You’re about to jump off the 27th floor of the building (of course that one slightly more prestigious bank is on the 29th floor) and if you are lucky you come to an important realization. You realize attention to detail otherwise known as ATD also known as OCD and depression doesn’t really matter that much.

You know what matters? The art of the ghetto.

The Ghetto: You’re laughing at this thinking that it can’t be serious… but it will save your career many times. You know what separates that middle tier analyst/associate from the Top Tier? The ability to ghetto a model, ghetto a presentation or ghetto last second changes and make them appear correct! As you know perception is reality on Wall Street.

For those that have not had their first fire drill… take out your iPad Mini Retina display with flappybird installed and jot down the following bullets:

Excel with the White Cell… Ghetto: So your client wants a “quick edit” to the model we all know this means you have to respond in 4.767189 seconds or else your VP is going to be pissed.

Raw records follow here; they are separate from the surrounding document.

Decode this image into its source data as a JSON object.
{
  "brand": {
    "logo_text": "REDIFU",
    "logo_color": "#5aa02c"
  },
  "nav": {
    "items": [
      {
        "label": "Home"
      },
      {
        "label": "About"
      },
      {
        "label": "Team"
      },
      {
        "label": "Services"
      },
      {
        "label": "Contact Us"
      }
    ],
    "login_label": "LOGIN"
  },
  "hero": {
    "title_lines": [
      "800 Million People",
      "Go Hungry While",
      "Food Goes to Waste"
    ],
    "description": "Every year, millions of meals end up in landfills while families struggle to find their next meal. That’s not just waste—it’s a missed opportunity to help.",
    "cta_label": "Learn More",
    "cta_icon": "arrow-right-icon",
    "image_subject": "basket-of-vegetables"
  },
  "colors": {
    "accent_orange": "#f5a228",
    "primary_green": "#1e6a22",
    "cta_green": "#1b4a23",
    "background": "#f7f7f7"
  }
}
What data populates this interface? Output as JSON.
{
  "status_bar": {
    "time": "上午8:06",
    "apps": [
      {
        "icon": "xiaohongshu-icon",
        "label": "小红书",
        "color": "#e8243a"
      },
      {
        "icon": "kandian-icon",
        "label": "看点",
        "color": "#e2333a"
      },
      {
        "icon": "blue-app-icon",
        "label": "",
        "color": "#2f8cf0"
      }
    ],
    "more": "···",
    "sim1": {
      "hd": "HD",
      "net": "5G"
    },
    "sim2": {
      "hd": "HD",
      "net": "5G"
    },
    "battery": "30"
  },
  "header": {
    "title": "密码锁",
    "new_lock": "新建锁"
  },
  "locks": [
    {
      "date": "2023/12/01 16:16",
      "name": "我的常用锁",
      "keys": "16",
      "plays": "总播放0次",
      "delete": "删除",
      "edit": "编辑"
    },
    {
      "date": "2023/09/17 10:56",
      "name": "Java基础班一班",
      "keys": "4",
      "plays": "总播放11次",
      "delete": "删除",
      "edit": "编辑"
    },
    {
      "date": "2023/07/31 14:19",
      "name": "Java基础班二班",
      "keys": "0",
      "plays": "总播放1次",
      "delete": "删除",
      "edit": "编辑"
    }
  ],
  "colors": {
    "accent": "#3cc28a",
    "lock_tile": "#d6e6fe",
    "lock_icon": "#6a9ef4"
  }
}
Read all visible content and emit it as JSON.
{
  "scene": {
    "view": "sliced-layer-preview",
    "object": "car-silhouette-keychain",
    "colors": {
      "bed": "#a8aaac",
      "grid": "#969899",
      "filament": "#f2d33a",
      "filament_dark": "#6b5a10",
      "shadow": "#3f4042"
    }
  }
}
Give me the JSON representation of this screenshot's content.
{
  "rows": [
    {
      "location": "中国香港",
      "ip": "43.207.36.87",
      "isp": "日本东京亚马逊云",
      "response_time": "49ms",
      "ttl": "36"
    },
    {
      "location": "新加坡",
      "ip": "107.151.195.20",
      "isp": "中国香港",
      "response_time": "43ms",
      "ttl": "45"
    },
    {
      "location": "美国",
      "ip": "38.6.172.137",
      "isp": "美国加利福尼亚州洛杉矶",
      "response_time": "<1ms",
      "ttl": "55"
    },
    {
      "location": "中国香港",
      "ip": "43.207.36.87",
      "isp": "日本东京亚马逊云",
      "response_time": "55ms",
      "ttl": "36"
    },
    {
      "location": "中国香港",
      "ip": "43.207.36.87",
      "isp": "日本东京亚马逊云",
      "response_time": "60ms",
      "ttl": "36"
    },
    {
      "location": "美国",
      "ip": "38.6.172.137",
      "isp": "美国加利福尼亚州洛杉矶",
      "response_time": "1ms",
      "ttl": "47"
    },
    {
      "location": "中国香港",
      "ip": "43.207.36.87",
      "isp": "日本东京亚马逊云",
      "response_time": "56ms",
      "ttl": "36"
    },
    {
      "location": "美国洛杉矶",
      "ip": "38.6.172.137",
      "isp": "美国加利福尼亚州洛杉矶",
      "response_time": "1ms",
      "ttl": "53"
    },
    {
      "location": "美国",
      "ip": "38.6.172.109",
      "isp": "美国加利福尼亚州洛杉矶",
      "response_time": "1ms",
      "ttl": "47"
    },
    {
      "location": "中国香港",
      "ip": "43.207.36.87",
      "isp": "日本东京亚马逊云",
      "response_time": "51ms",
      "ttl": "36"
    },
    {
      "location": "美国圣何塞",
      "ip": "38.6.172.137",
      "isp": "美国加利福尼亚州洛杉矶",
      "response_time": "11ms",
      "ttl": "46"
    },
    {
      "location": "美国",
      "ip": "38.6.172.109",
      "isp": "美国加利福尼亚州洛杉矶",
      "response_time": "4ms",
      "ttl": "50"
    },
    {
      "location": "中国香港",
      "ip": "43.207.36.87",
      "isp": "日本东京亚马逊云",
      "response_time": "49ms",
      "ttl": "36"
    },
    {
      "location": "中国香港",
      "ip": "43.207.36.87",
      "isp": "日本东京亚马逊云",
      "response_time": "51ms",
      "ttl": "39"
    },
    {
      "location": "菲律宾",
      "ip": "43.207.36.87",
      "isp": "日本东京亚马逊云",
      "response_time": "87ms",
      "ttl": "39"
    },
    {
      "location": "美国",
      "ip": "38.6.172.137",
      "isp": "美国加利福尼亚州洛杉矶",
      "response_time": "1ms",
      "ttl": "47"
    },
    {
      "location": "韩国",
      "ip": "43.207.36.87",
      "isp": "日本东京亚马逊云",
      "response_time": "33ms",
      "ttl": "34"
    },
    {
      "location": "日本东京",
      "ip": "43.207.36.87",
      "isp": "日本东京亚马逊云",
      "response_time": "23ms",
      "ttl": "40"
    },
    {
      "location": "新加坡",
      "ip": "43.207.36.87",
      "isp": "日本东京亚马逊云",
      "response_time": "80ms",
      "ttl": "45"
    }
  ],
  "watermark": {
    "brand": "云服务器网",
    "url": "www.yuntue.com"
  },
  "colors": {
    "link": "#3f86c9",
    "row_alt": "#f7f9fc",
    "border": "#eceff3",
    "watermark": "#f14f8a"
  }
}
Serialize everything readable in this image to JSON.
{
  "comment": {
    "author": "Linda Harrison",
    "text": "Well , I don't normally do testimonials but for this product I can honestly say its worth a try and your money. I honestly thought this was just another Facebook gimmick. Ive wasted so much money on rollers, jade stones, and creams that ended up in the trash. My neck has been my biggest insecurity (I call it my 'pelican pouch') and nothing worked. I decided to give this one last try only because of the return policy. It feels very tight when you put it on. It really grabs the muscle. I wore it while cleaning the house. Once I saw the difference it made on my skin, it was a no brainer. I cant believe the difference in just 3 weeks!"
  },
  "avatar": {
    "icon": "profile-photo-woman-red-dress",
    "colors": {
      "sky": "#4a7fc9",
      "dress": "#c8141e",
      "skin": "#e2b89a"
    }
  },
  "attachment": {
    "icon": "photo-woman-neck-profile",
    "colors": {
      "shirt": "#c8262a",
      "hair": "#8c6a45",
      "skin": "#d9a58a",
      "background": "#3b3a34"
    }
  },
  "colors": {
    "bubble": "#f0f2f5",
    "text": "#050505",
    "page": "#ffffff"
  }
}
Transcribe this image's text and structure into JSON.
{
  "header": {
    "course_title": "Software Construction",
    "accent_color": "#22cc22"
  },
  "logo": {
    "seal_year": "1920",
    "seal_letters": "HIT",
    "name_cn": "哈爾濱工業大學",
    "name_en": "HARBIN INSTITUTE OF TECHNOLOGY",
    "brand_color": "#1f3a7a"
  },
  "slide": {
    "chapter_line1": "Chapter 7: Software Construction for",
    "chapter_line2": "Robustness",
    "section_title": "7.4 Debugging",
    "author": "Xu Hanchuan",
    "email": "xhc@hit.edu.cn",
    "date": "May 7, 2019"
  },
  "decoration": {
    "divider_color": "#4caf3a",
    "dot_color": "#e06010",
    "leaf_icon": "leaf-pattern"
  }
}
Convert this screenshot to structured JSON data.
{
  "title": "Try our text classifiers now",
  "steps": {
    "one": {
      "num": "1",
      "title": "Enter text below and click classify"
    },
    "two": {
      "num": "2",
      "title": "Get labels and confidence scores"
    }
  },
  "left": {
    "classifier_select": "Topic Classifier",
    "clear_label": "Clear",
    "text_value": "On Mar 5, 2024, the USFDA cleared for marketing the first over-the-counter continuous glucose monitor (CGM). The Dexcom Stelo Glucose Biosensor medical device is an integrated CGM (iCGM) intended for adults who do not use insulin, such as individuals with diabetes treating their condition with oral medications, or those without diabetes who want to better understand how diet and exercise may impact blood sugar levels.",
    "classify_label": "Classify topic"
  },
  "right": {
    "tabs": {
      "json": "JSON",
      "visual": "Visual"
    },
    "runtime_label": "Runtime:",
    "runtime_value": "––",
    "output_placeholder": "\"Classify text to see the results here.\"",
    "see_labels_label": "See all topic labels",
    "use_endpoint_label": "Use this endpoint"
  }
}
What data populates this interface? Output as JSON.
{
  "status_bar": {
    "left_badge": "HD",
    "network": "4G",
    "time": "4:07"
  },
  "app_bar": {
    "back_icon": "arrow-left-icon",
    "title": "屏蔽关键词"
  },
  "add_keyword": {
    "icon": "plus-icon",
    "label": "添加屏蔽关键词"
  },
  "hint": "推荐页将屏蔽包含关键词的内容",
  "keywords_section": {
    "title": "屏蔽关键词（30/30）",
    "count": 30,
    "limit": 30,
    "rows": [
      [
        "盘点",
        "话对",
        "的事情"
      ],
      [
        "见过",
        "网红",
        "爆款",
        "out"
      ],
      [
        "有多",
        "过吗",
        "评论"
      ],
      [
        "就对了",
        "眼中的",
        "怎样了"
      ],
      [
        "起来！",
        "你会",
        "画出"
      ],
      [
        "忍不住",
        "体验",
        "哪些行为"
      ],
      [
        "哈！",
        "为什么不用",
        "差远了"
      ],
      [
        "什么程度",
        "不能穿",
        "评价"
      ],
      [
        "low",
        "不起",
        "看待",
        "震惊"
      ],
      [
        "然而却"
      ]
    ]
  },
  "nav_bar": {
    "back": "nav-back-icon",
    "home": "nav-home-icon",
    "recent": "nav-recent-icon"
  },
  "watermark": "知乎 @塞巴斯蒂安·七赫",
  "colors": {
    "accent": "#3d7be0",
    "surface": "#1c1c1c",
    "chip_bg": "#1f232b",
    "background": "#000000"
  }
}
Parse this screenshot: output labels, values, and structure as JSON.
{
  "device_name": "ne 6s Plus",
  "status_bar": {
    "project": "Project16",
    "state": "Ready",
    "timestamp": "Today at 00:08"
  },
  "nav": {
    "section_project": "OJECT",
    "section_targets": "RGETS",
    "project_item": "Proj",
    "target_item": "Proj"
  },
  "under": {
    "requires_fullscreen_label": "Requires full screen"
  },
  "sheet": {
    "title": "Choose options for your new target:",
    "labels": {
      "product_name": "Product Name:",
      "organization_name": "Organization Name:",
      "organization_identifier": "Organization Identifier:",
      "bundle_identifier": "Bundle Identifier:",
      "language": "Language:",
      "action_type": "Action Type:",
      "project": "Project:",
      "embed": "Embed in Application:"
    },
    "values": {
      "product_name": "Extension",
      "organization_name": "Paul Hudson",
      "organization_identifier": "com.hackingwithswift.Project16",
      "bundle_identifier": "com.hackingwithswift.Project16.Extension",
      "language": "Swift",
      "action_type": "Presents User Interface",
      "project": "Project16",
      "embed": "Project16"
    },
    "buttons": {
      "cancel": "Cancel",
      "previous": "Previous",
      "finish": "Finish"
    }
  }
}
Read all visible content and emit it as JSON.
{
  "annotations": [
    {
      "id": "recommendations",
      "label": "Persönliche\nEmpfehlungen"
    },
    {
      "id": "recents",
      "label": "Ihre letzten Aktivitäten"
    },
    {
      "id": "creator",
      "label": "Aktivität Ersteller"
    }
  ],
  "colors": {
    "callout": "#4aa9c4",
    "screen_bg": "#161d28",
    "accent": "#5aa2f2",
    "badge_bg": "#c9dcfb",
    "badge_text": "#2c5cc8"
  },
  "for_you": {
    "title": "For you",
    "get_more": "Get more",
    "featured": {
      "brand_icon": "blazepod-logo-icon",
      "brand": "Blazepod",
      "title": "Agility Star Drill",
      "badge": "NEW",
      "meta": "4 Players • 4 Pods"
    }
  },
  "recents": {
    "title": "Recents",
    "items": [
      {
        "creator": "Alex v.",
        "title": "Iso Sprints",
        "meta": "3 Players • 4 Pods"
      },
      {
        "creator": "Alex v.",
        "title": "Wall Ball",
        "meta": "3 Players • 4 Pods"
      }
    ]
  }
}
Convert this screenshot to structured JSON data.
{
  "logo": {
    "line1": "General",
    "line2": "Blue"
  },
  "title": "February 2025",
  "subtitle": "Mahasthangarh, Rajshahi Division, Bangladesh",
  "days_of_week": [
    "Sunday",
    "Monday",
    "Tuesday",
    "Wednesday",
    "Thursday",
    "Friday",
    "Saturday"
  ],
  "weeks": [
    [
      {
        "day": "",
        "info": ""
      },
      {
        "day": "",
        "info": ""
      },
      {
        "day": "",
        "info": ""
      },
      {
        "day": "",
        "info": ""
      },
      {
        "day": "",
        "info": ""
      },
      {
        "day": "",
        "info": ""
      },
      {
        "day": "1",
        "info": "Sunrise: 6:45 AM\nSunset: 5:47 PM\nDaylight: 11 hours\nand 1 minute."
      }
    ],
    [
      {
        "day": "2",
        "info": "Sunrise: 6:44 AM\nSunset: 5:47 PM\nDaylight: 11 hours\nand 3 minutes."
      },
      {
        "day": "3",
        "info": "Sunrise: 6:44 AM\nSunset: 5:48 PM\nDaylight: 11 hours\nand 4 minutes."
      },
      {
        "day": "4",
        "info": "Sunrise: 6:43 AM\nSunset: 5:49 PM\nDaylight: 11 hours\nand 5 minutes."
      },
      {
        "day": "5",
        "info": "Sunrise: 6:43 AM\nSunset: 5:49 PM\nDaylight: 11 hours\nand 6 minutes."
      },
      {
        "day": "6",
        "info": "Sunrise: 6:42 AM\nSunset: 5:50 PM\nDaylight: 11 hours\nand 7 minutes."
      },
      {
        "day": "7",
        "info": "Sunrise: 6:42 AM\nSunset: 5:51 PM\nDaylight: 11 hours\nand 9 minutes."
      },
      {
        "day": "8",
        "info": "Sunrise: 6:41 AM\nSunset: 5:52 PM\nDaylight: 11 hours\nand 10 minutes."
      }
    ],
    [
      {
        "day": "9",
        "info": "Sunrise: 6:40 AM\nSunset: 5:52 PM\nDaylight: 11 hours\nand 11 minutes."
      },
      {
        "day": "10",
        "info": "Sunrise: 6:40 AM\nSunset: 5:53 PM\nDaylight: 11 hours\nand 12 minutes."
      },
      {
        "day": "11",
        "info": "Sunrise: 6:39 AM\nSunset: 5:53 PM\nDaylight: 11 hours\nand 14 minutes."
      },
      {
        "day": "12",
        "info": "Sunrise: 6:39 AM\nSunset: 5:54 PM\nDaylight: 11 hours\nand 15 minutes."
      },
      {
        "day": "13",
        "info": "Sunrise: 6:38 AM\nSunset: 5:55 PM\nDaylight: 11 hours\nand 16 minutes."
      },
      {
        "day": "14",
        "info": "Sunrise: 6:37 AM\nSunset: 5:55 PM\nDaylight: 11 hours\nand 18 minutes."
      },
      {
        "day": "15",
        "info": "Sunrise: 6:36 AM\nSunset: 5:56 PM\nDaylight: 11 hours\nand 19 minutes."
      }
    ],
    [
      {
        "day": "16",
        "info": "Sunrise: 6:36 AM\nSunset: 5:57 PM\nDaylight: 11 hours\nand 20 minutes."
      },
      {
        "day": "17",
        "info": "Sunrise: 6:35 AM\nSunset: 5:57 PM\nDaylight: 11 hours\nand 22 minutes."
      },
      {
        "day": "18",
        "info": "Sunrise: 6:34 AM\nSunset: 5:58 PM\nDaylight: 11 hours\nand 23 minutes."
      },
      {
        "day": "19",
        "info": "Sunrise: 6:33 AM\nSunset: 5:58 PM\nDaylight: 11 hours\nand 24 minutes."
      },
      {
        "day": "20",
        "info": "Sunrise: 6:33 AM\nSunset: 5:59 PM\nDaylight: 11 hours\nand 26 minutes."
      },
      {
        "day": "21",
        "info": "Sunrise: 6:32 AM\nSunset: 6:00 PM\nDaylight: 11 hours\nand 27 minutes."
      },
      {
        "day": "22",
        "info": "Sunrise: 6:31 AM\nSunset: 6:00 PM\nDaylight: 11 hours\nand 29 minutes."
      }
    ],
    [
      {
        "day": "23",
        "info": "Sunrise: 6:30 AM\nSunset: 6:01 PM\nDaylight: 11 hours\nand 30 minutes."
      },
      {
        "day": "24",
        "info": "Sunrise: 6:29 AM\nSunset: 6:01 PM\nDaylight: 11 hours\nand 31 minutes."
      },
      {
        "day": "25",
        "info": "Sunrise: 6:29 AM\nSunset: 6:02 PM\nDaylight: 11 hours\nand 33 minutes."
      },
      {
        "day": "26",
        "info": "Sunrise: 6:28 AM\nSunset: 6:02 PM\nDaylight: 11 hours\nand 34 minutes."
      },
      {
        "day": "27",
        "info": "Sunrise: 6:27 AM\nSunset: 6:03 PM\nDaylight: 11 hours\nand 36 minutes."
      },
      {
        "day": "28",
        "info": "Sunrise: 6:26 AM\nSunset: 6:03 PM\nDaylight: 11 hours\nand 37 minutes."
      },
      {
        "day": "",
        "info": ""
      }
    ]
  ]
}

You can quickly ghetto the model by using white font in the excel spread sheet to run calculations. Insert the quick change and flip it to the VP for review… give them a print out… meanwhile over in your cube you are secretly correcting the documents during review time.

Cardboard Box Ghetto Oh so your client wants to quickly hide pieces of the presentation. Open that Power Point presentation and do the following “Alt + I + X” followed by “Right Click + R + T”. This process can also be called “Alt-R-IT” (say that last one out loud as a single word).

Now you have a moving box to cover up any last second issues on the page. IE: move this shady text box around to cover up both errors and parts of the presentation by bringing it to the front. Don’t forget to hold down CTRL+Shift to make sure you’re moving the box perfectly horizontal or vertically. Repeat the process of “turning the document quickly” and secretly fixing it on your end.

**Pro Tip** PDF versions usually move the box up and to the right slightly so make sure when you cover up some ridiculous formatting error like an extra $ sign in the top left of the chart that you adjust the 0.001 inches to make it work. This may just be a dated hardware issue so find out the issues with your computer in advance.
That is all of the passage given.